🤖 AI Summary
This work addresses the theoretical complexity and inconsistent interpretations of diffusion models by proposing a concise, self-contained unifying framework grounded in signal processing. Methodologically, it abandons conventional Markov chain and reverse stochastic differential equation (SDE) formulations, instead modeling generation as a stochastic walk coupled with the Tweedie formula—thereby decoupling score estimation, noise scheduling, and sampling, and enabling likelihood-free conditional generation. Key contributions include: (1) the first self-contained theoretical interpretation independent of reverse SDEs or probability flows; (2) full decoupling of noise scheduling between training and sampling, enhancing flexibility in conditional synthesis; and (3) faithful reproduction and unification of major models—including DDPM, DDIM, and Score SDE—while maintaining state-of-the-art performance on image generation and inverse problems, significantly improving both theoretical parsimony and practical interpretability.
📝 Abstract
We present a simple template for designing generative diffusion model algorithms based on an interpretation of diffusion sampling as a sequence of random walks. Score-based diffusion models are widely used to generate high-quality images. Diffusion models have also been shown to yield state-of-the-art performance in many inverse problems. While these algorithms are often surprisingly simple, the theory behind them is not, and multiple complex theoretical justifications exist in the literature. Here, we provide a simple and largely self-contained theoretical justification for score-based-diffusion models that avoids using the theory of Markov chains or reverse diffusion, instead centering the theory of random walks and Tweedie's formula.
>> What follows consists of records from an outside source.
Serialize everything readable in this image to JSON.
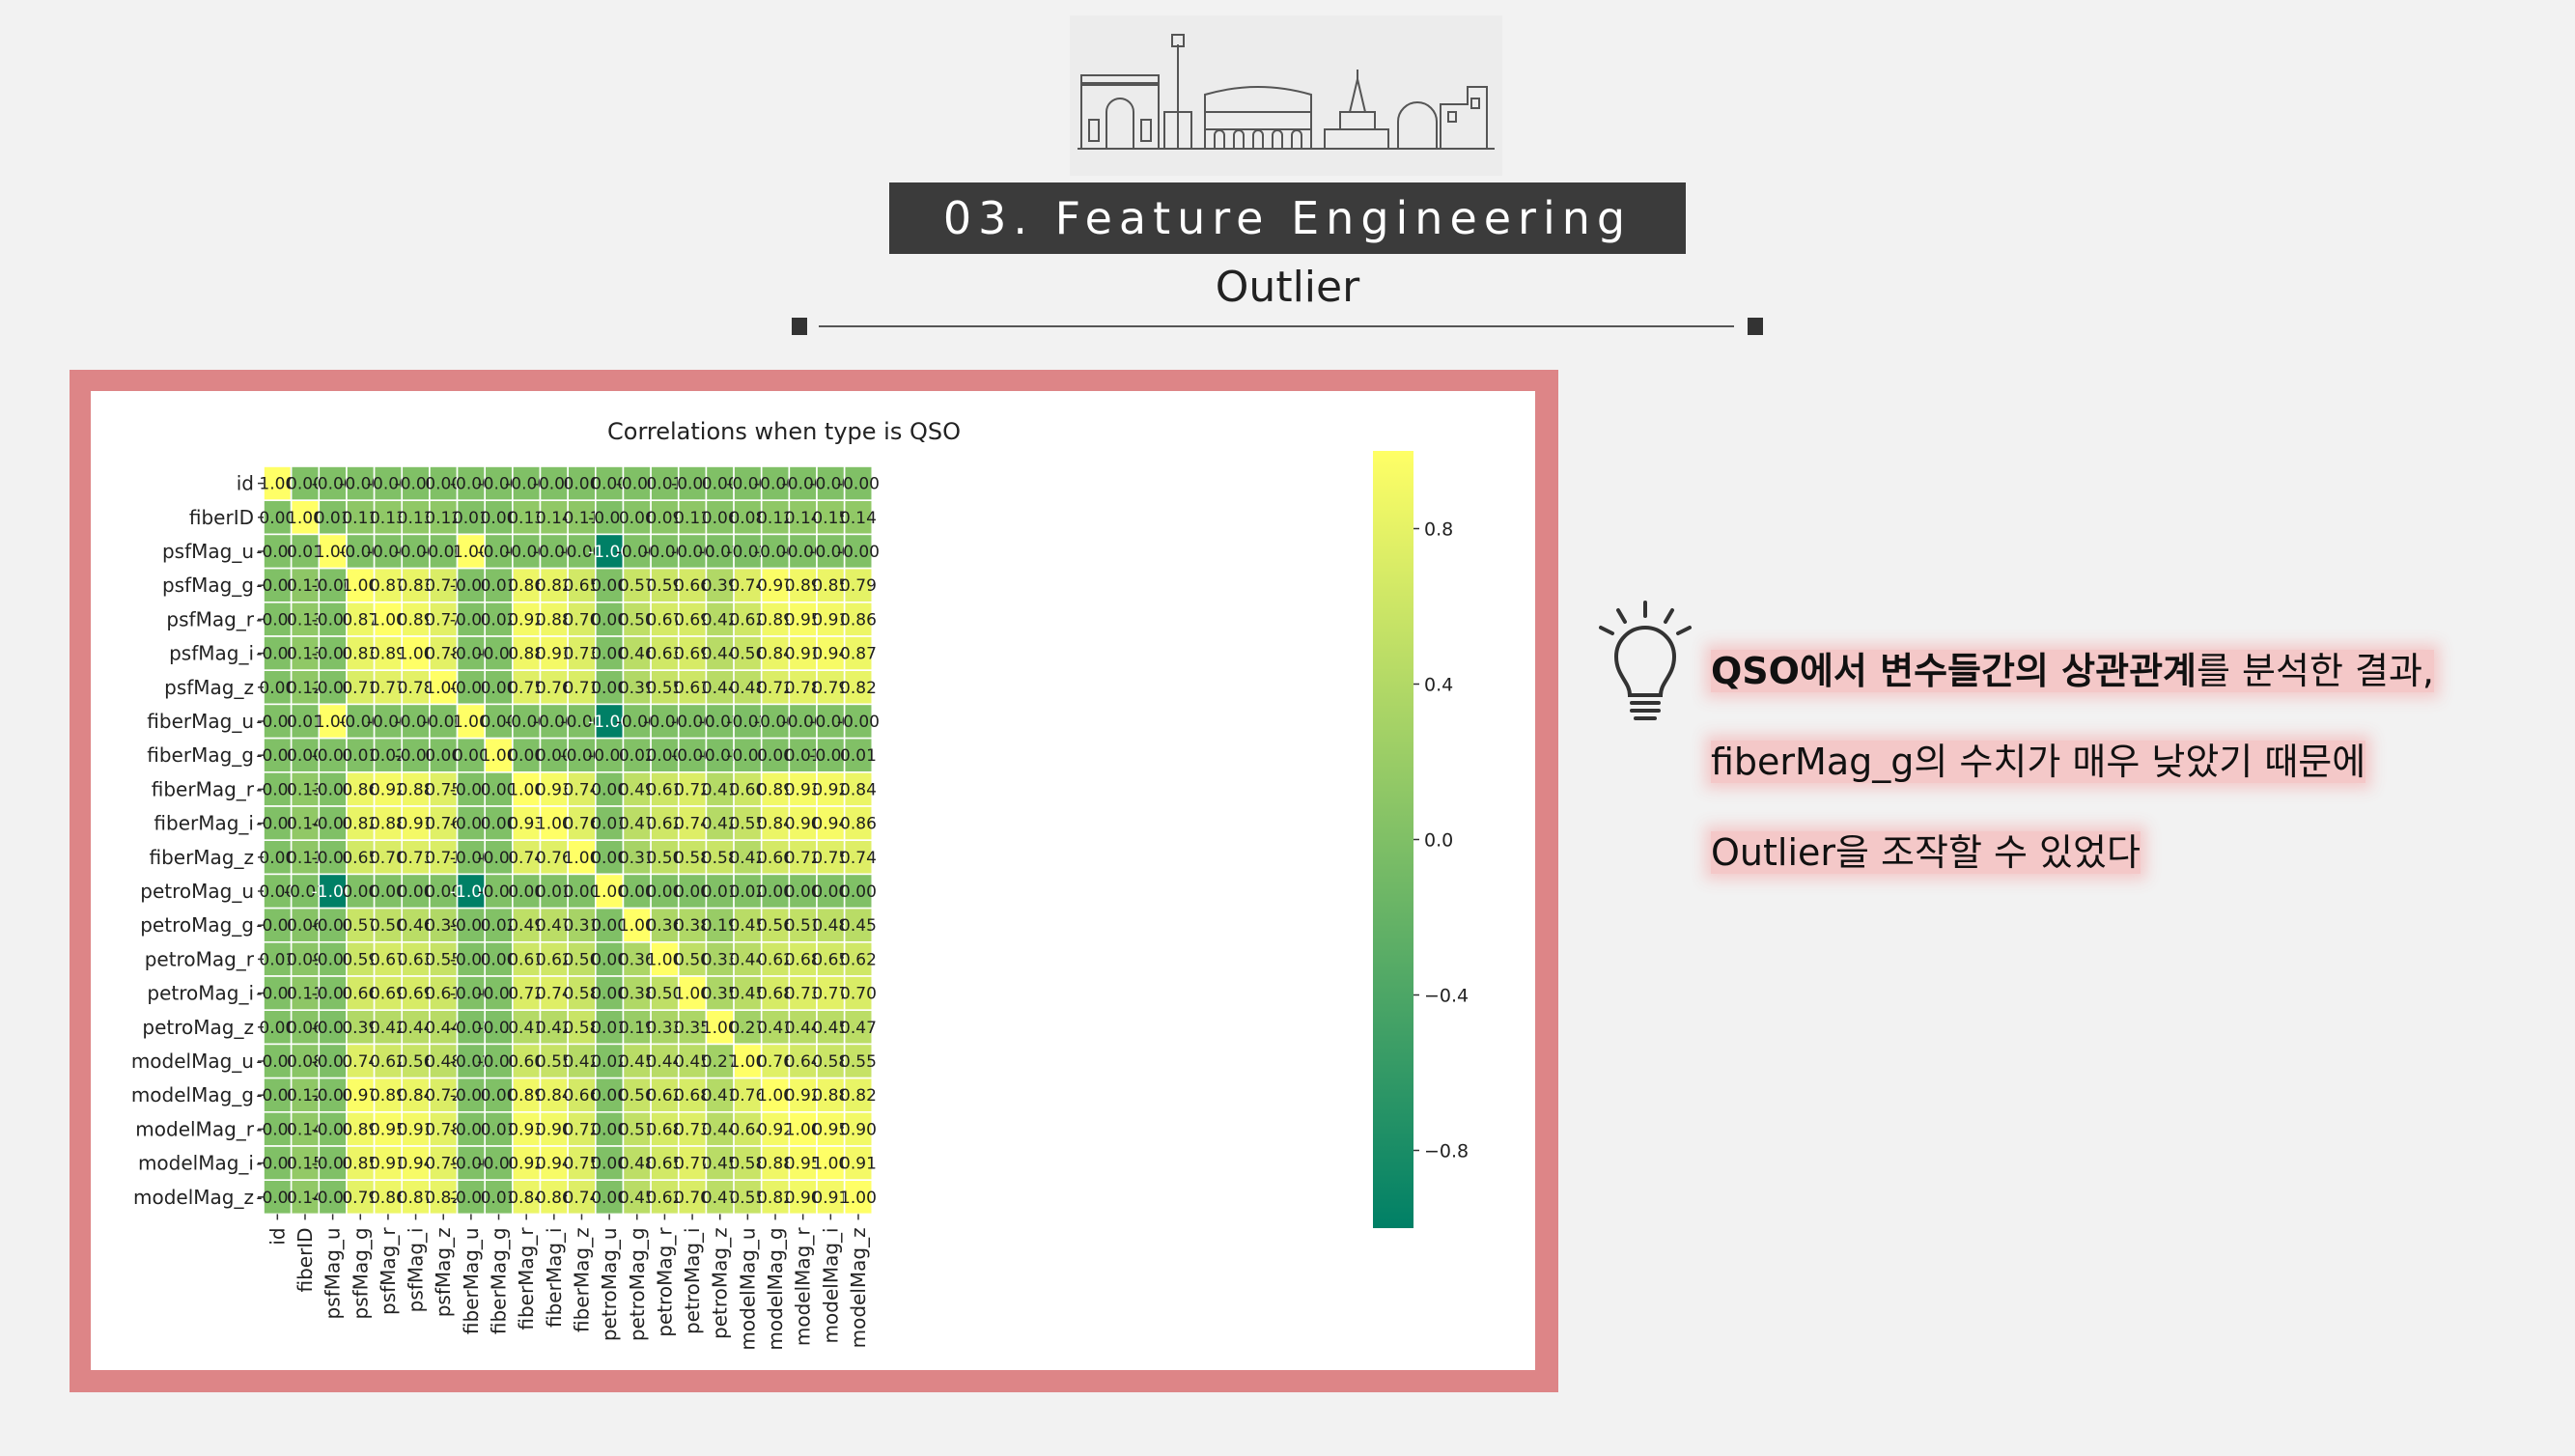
{
  "slide": {
    "section_title": "03. Feature Engineering",
    "subtitle": "Outlier"
  },
  "notes": {
    "line1_bold": "QSO에서 변수들간의 상관관계",
    "line1_rest": "를 분석한 결과,",
    "line2": "fiberMag_g의 수치가 매우 낮았기 때문에",
    "line3": "Outlier을 조작할 수 있었다"
  },
  "icons": {
    "logo": "city-skyline-icon",
    "hint": "lightbulb-icon"
  },
  "chart_data": {
    "type": "heatmap",
    "title": "Correlations when type is QSO",
    "colormap": "summer",
    "labels": [
      "id",
      "fiberID",
      "psfMag_u",
      "psfMag_g",
      "psfMag_r",
      "psfMag_i",
      "psfMag_z",
      "fiberMag_u",
      "fiberMag_g",
      "fiberMag_r",
      "fiberMag_i",
      "fiberMag_z",
      "petroMag_u",
      "petroMag_g",
      "petroMag_r",
      "petroMag_i",
      "petroMag_z",
      "modelMag_u",
      "modelMag_g",
      "modelMag_r",
      "modelMag_i",
      "modelMag_z"
    ],
    "cells": [
      [
        "1.00",
        "0.00",
        "-0.00",
        "-0.00",
        "-0.00",
        "-0.00",
        "0.00",
        "-0.00",
        "-0.00",
        "-0.00",
        "-0.00",
        "0.00",
        "0.00",
        "-0.00",
        "0.01",
        "-0.00",
        "0.00",
        "-0.00",
        "-0.00",
        "-0.00",
        "-0.00",
        "-0.00"
      ],
      [
        "0.00",
        "1.00",
        "0.01",
        "0.11",
        "0.13",
        "0.13",
        "0.12",
        "0.01",
        "0.00",
        "0.13",
        "0.14",
        "0.11",
        "-0.01",
        "0.06",
        "0.09",
        "0.11",
        "0.06",
        "0.08",
        "0.12",
        "0.14",
        "0.15",
        "0.14"
      ],
      [
        "-0.00",
        "0.01",
        "1.00",
        "-0.00",
        "-0.00",
        "-0.00",
        "-0.00",
        "1.00",
        "-0.00",
        "-0.00",
        "-0.00",
        "-0.00",
        "-1.00",
        "-0.00",
        "-0.00",
        "-0.00",
        "-0.01",
        "-0.02",
        "-0.00",
        "-0.00",
        "-0.00",
        "-0.00"
      ],
      [
        "-0.00",
        "0.11",
        "-0.00",
        "1.00",
        "0.87",
        "0.83",
        "0.71",
        "-0.00",
        "0.01",
        "0.86",
        "0.82",
        "0.65",
        "0.00",
        "0.57",
        "0.59",
        "0.66",
        "0.39",
        "0.74",
        "0.97",
        "0.89",
        "0.85",
        "0.79"
      ],
      [
        "-0.00",
        "0.13",
        "-0.00",
        "0.87",
        "1.00",
        "0.89",
        "0.77",
        "-0.00",
        "0.02",
        "0.92",
        "0.88",
        "0.70",
        "0.00",
        "0.50",
        "0.67",
        "0.69",
        "0.42",
        "0.62",
        "0.89",
        "0.95",
        "0.91",
        "0.86"
      ],
      [
        "-0.00",
        "0.13",
        "-0.00",
        "0.83",
        "0.89",
        "1.00",
        "0.78",
        "-0.00",
        "-0.00",
        "0.88",
        "0.91",
        "0.73",
        "0.00",
        "0.46",
        "0.63",
        "0.69",
        "0.44",
        "0.56",
        "0.84",
        "0.91",
        "0.94",
        "0.87"
      ],
      [
        "0.00",
        "0.12",
        "-0.00",
        "0.71",
        "0.77",
        "0.78",
        "1.00",
        "-0.00",
        "0.00",
        "0.75",
        "0.76",
        "0.71",
        "0.00",
        "0.39",
        "0.55",
        "0.61",
        "0.44",
        "0.48",
        "0.72",
        "0.78",
        "0.79",
        "0.82"
      ],
      [
        "-0.00",
        "0.01",
        "1.00",
        "-0.00",
        "-0.00",
        "-0.00",
        "-0.00",
        "1.00",
        "0.00",
        "-0.00",
        "-0.00",
        "-0.00",
        "-1.00",
        "-0.00",
        "-0.00",
        "-0.00",
        "-0.01",
        "-0.02",
        "-0.00",
        "-0.00",
        "-0.00",
        "-0.00"
      ],
      [
        "-0.00",
        "0.00",
        "-0.00",
        "0.01",
        "0.02",
        "-0.00",
        "0.00",
        "0.00",
        "1.00",
        "0.00",
        "0.00",
        "-0.00",
        "-0.00",
        "0.02",
        "0.00",
        "-0.00",
        "-0.01",
        "-0.00",
        "0.00",
        "0.01",
        "-0.00",
        "0.01"
      ],
      [
        "-0.00",
        "0.13",
        "-0.00",
        "0.86",
        "0.92",
        "0.88",
        "0.75",
        "-0.00",
        "0.00",
        "1.00",
        "0.93",
        "0.74",
        "0.00",
        "0.49",
        "0.61",
        "0.72",
        "0.41",
        "0.60",
        "0.89",
        "0.93",
        "0.92",
        "0.84"
      ],
      [
        "-0.00",
        "0.14",
        "-0.00",
        "0.82",
        "0.88",
        "0.91",
        "0.76",
        "-0.00",
        "0.00",
        "0.93",
        "1.00",
        "0.76",
        "0.01",
        "0.47",
        "0.62",
        "0.74",
        "0.42",
        "0.55",
        "0.84",
        "0.90",
        "0.94",
        "0.86"
      ],
      [
        "0.00",
        "0.11",
        "-0.00",
        "0.65",
        "0.70",
        "0.73",
        "0.71",
        "-0.00",
        "-0.00",
        "0.74",
        "0.76",
        "1.00",
        "0.00",
        "0.31",
        "0.50",
        "0.58",
        "0.58",
        "0.42",
        "0.66",
        "0.72",
        "0.75",
        "0.74"
      ],
      [
        "0.00",
        "-0.01",
        "-1.00",
        "0.00",
        "0.00",
        "0.00",
        "0.00",
        "-1.00",
        "-0.00",
        "0.00",
        "0.01",
        "0.00",
        "1.00",
        "0.00",
        "0.00",
        "0.00",
        "0.01",
        "0.02",
        "0.00",
        "0.00",
        "0.00",
        "0.00"
      ],
      [
        "-0.00",
        "0.06",
        "-0.00",
        "0.57",
        "0.50",
        "0.46",
        "0.39",
        "-0.00",
        "0.02",
        "0.49",
        "0.47",
        "0.31",
        "0.00",
        "1.00",
        "0.36",
        "0.38",
        "0.19",
        "0.45",
        "0.56",
        "0.51",
        "0.48",
        "0.45"
      ],
      [
        "0.01",
        "0.09",
        "-0.00",
        "0.59",
        "0.67",
        "0.63",
        "0.55",
        "-0.00",
        "0.00",
        "0.61",
        "0.62",
        "0.50",
        "0.00",
        "0.36",
        "1.00",
        "0.50",
        "0.33",
        "0.44",
        "0.62",
        "0.68",
        "0.65",
        "0.62"
      ],
      [
        "-0.00",
        "0.11",
        "-0.00",
        "0.66",
        "0.69",
        "0.69",
        "0.61",
        "-0.00",
        "-0.00",
        "0.72",
        "0.74",
        "0.58",
        "0.00",
        "0.38",
        "0.50",
        "1.00",
        "0.35",
        "0.45",
        "0.68",
        "0.73",
        "0.77",
        "0.70"
      ],
      [
        "0.00",
        "0.06",
        "-0.01",
        "0.39",
        "0.42",
        "0.44",
        "0.44",
        "-0.01",
        "-0.01",
        "0.41",
        "0.42",
        "0.58",
        "0.01",
        "0.19",
        "0.33",
        "0.35",
        "1.00",
        "0.27",
        "0.41",
        "0.44",
        "0.45",
        "0.47"
      ],
      [
        "-0.00",
        "0.08",
        "-0.02",
        "0.74",
        "0.62",
        "0.56",
        "0.48",
        "-0.02",
        "-0.00",
        "0.60",
        "0.55",
        "0.42",
        "0.02",
        "0.45",
        "0.44",
        "0.45",
        "0.27",
        "1.00",
        "0.76",
        "0.64",
        "0.58",
        "0.55"
      ],
      [
        "-0.00",
        "0.12",
        "-0.00",
        "0.97",
        "0.89",
        "0.84",
        "0.72",
        "-0.00",
        "0.00",
        "0.89",
        "0.84",
        "0.66",
        "0.00",
        "0.56",
        "0.62",
        "0.68",
        "0.41",
        "0.76",
        "1.00",
        "0.92",
        "0.88",
        "0.82"
      ],
      [
        "-0.00",
        "0.14",
        "-0.00",
        "0.89",
        "0.95",
        "0.91",
        "0.78",
        "-0.00",
        "0.01",
        "0.93",
        "0.90",
        "0.72",
        "0.00",
        "0.51",
        "0.68",
        "0.73",
        "0.44",
        "0.64",
        "0.92",
        "1.00",
        "0.95",
        "0.90"
      ],
      [
        "-0.00",
        "0.15",
        "-0.00",
        "0.85",
        "0.91",
        "0.94",
        "0.79",
        "-0.00",
        "-0.00",
        "0.92",
        "0.94",
        "0.75",
        "0.00",
        "0.48",
        "0.65",
        "0.77",
        "0.45",
        "0.58",
        "0.88",
        "0.95",
        "1.00",
        "0.91"
      ],
      [
        "-0.00",
        "0.14",
        "-0.00",
        "0.79",
        "0.86",
        "0.87",
        "0.82",
        "-0.00",
        "0.01",
        "0.84",
        "0.86",
        "0.74",
        "0.00",
        "0.45",
        "0.62",
        "0.70",
        "0.47",
        "0.55",
        "0.82",
        "0.90",
        "0.91",
        "1.00"
      ]
    ],
    "colorbar": {
      "ticks": [
        "0.8",
        "0.4",
        "0.0",
        "−0.4",
        "−0.8"
      ],
      "range": [
        -1,
        1
      ]
    },
    "colors": {
      "low": "#008066",
      "high": "#ffff66"
    }
  }
}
This approach leads to unified algorithmic templates for network training and sampling. In particular, these templates cleanly separate training from sampling, e.g., the noise schedule used during training need not match the one used during sampling. We show that several existing diffusion models correspond to particular choices within this template and demonstrate that other, more straightforward algorithmic choices lead to effective diffusion models. The proposed framework has the added benefit of enabling conditional sampling without any likelihood approximation.